ZS: “Home, probably, although ‘home’ is something of a moveable feast at the moment. As I write this, I’m actually sitting in the kitchen of a house in the Aveyron valley in southern France, where I’m house and cat-sitting for the whole of the month. That’s always been the beauty of this job—the fact you can do it anywhere.
“Of course, the flip-side of that is that you can also fail to do it anywhere. I like to make pencil notes when I’m out and about, in cafés, usually, or waiting rooms, or wherever, and then type up my notes and expand on them when I get back to my desk. It doesn’t feel right to make notes at my desk. Here, I go and sit at the bottom of the garden, then it’s back to the kitchen table, or the one under an awning outside, to attempt to transcribe my scrawl onto my laptop.

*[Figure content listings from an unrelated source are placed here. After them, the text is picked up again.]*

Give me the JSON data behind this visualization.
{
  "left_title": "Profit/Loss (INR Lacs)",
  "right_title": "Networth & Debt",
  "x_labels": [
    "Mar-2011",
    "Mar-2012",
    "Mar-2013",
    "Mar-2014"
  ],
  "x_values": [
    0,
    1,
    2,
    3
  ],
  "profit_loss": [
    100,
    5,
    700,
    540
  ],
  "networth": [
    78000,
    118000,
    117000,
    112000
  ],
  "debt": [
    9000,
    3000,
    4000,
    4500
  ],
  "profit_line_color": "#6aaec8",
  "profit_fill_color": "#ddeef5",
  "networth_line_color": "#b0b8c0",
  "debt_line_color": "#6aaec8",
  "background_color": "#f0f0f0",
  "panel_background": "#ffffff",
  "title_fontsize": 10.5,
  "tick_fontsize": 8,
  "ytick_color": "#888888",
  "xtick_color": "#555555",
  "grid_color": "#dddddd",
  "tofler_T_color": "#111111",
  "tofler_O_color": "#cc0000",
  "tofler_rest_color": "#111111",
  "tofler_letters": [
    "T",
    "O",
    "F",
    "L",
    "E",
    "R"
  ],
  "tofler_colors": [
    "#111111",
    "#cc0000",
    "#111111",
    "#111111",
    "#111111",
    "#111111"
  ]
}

“If I’m in the UK, there are always other jobs that call to me. I’m in the midst of a house renovation project, so there are a million other things to do that are particularly difficult to ignore when the weather’s good and you don’t know how long that state of affairs might continue. This is why there are fewer distractions in the winter. Except for the cats, of course. They love to sit on paper (particularly with muddy feet) or my lap. Or my keyboard. Or my hands. Maybe they’re the feline equivalent of literary critics?”